China, usually debt traps the countries through its fancy projects but in Congo, the CCP outrightly bribed the Congolese government to gain a foothold in the mining sector, which is still dominated by the informal sector where primitive tools are used to excavate the precious gold and other minerals.  

Local militia fighting back, killing and kidnapping Chinese

While the Chinese continue to buy out the corrupt leaders, more than 100 local and national militia fighting to control the mineral resources and land in the region have picked and targeted their enemies. Succinctly put, the Chinese officials and labourers working in the region have become the target of militia groups.  

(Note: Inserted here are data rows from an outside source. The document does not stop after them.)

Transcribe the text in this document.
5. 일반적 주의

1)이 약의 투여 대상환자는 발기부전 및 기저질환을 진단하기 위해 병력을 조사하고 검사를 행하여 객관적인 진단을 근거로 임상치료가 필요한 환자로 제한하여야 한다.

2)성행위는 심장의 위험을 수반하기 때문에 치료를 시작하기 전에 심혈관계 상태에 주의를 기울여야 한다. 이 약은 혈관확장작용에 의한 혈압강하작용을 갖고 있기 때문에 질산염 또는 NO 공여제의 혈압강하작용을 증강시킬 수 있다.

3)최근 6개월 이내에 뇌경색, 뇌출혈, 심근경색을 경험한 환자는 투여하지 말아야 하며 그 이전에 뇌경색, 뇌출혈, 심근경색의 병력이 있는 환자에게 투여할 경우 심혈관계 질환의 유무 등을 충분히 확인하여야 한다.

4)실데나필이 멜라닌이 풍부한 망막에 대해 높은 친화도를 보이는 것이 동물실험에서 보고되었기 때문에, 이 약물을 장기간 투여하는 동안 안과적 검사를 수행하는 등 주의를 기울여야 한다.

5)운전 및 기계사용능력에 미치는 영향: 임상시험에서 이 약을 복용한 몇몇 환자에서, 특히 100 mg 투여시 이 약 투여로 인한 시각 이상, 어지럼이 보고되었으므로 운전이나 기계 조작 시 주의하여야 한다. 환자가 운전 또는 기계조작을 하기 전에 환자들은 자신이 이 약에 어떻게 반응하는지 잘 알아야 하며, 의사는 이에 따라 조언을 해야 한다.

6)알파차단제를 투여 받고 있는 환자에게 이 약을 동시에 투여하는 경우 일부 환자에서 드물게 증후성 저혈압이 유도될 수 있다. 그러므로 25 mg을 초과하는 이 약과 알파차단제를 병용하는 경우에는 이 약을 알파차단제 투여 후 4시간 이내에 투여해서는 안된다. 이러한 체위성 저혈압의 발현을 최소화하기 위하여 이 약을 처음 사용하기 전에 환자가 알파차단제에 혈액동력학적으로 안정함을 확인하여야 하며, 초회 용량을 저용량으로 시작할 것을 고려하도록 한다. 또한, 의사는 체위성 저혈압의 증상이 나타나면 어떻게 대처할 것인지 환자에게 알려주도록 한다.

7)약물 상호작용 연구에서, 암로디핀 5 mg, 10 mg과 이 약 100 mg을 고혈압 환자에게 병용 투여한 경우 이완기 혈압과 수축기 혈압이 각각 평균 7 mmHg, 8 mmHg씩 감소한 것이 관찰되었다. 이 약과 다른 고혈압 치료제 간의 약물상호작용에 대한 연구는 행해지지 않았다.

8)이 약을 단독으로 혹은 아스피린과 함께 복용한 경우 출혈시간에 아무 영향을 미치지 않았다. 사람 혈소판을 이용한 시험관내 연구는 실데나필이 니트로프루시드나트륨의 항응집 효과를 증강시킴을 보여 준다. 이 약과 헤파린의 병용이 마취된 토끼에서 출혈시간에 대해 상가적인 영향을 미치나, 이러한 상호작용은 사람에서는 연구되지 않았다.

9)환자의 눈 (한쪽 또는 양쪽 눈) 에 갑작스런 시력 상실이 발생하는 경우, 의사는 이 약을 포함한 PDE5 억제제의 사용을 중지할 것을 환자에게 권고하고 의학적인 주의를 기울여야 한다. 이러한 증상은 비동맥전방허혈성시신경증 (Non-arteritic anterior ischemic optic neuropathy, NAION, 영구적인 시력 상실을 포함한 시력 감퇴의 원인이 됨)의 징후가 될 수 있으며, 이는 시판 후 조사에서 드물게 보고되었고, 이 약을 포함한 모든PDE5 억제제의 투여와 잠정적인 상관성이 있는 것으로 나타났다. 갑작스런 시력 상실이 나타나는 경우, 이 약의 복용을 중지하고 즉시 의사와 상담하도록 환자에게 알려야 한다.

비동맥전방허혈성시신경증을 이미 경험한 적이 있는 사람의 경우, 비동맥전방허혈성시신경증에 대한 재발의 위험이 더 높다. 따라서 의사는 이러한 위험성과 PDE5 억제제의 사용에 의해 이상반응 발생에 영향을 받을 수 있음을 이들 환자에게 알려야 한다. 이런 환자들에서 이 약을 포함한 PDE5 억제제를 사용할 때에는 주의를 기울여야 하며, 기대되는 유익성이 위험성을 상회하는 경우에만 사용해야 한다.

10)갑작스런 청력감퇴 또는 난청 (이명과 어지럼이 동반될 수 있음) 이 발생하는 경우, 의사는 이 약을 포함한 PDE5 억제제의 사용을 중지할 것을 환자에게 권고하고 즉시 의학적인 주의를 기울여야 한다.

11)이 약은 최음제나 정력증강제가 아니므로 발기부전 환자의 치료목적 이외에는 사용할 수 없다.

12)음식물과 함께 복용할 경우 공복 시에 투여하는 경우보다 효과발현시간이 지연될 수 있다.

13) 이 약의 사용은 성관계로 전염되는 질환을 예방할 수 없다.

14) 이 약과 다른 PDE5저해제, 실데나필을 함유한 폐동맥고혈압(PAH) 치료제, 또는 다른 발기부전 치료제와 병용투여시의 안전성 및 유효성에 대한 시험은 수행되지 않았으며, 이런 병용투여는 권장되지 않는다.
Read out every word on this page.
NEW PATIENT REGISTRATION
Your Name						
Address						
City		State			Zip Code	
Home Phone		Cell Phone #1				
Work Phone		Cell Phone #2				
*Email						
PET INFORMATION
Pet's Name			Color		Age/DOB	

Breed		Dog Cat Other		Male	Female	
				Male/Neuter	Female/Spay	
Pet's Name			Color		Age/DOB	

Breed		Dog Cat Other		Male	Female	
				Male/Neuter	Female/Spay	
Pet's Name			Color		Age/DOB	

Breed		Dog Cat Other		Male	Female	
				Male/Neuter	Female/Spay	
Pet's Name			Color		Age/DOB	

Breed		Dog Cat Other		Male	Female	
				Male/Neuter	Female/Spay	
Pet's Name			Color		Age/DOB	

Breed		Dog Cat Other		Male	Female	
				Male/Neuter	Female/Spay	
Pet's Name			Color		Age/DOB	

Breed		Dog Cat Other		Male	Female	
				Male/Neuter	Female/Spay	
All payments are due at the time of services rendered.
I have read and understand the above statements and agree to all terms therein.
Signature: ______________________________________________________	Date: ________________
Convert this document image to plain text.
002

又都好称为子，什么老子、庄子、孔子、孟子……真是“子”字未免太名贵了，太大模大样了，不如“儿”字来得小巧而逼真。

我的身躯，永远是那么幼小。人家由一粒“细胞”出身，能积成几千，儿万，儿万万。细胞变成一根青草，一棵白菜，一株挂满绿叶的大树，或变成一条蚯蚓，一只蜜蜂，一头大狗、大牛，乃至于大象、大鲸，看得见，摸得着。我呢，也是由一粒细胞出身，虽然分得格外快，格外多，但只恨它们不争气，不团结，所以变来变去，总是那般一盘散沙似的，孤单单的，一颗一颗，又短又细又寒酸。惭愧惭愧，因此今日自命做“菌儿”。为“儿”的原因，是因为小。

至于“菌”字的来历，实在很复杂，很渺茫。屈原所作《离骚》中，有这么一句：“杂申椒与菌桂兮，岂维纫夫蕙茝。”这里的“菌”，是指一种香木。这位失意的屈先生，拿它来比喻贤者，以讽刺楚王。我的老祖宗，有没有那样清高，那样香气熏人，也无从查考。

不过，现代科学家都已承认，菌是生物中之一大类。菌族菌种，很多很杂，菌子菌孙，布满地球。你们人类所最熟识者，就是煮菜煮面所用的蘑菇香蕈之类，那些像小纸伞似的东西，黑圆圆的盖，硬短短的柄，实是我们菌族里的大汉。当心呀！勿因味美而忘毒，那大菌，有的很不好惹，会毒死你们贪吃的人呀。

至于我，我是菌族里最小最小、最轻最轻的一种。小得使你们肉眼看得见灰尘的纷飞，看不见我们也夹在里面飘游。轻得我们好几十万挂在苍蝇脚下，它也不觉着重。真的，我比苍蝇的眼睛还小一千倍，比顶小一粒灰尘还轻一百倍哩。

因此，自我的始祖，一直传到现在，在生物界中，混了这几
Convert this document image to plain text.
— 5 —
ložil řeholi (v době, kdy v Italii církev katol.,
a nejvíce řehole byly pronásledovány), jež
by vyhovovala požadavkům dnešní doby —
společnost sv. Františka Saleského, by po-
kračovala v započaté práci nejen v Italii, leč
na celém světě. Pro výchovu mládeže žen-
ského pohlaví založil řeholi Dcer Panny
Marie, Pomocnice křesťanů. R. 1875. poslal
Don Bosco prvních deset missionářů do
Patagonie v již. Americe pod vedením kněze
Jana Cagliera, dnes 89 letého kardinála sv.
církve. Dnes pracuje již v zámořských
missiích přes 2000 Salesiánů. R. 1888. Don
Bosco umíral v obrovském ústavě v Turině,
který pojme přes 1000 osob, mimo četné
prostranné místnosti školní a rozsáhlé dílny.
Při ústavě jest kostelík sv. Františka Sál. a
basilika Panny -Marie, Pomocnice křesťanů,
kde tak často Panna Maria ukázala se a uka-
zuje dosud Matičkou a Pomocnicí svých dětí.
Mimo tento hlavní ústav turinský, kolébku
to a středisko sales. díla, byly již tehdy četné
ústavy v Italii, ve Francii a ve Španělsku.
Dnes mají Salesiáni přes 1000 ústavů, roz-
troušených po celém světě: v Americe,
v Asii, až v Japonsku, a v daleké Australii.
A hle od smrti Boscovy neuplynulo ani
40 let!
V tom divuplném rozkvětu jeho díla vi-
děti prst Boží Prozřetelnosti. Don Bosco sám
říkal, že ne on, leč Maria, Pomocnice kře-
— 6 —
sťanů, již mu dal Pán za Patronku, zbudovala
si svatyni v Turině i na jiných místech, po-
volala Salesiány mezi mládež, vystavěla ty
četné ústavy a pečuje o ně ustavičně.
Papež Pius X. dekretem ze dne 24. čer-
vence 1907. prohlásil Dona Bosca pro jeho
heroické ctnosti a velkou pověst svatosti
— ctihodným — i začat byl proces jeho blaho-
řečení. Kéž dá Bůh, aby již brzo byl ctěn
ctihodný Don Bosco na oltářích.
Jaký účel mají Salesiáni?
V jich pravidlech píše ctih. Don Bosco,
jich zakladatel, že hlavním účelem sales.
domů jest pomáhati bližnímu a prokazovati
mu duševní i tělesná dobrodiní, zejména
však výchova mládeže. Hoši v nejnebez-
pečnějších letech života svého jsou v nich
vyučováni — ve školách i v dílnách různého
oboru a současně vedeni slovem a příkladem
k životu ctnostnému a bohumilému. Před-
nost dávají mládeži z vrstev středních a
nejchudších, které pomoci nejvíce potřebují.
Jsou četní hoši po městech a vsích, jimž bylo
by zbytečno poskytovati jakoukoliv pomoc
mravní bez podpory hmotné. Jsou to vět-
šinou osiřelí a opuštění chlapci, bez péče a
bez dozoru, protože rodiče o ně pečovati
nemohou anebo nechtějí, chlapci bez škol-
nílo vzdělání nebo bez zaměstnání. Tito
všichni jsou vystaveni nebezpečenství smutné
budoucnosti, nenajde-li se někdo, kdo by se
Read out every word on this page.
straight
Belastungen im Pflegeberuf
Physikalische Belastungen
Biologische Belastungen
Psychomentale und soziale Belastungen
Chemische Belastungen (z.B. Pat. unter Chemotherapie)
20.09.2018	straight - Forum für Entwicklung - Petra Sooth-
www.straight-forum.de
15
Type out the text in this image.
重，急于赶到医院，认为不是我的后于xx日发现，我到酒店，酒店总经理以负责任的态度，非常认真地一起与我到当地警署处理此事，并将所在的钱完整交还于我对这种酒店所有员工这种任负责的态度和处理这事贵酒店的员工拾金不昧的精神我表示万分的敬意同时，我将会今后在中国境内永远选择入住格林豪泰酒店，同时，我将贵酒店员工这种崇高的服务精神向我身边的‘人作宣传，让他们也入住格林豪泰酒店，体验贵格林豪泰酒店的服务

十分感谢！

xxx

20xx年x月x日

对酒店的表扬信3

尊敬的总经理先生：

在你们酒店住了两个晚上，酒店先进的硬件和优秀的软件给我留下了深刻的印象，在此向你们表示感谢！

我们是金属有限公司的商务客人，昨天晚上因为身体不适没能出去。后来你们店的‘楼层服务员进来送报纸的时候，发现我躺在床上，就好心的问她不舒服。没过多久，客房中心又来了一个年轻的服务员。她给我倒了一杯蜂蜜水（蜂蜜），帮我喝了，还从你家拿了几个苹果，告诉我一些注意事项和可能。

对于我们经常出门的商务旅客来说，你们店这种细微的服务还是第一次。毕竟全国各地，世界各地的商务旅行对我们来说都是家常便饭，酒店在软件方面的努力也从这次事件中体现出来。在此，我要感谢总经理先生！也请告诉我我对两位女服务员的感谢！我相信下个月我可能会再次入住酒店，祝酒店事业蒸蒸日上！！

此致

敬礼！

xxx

As reported by TFI, the Chinese Embassy announced last week that five Chinese nationals had been kidnapped in an armed attack on a gold mine in the Democratic Republic of Congo. According to Sputnik News’ version, the militia gunmen attacked a gold mine in the region, killing a local police officer and kidnapping eight, not five, Chinese nationals.  

Read More: 5 Chinese Engineers kidnapped by angry people of Congo

Leave our land, leave our minerals — the Congolese people

This is not the first instance that the warlords of the region have come after the Chinese. In August, three Chinese gold mine workers had gone missing in Ituri province as well.  

The message from the militias is clear to the Chines – ‘stay out of our land and our natural resources, the bureaucracy might be compromised but we aren’t letting you lay hands upon a square inch.’

In September, Beijing ordered six companies in South Kivu to cease operating and leave the country, after the present DRC government whose President is an anti-China hawk suspended their operations over illegal mining and environmental destruction. 

The popular uprising against China after seeing the Uganda debacle

Despite the abundance of minerals that has attracted the world’s largest commodity traders, the DRC has one of the lowest levels of GDP per capita globally. Small scale and artisanal gold mining, using rudimentary tools, is widespread. 

The risk of popular uprisings is giving an anti-China turn to political regimes in the African Continent. Coups in countries like Guinea and Mali, for example, have brought down pro-China regimes.  

While China can do what it wants in Xinjiang under the pretext of sovereignty, but same actions going on in Africa are going to have repercussions. These actions against the Chinese workers are a precursor to how people can express their anger. 

The ordinary Congolese have just witnessed their neighbour, Uganda losing its sovereignty by surrendering the country’s only international airport to the Chinese masters. Thus, they have started to push back. The bribery escapade may expedite the process where the local militias might take an even aggressive and violent approach towards the Chinese.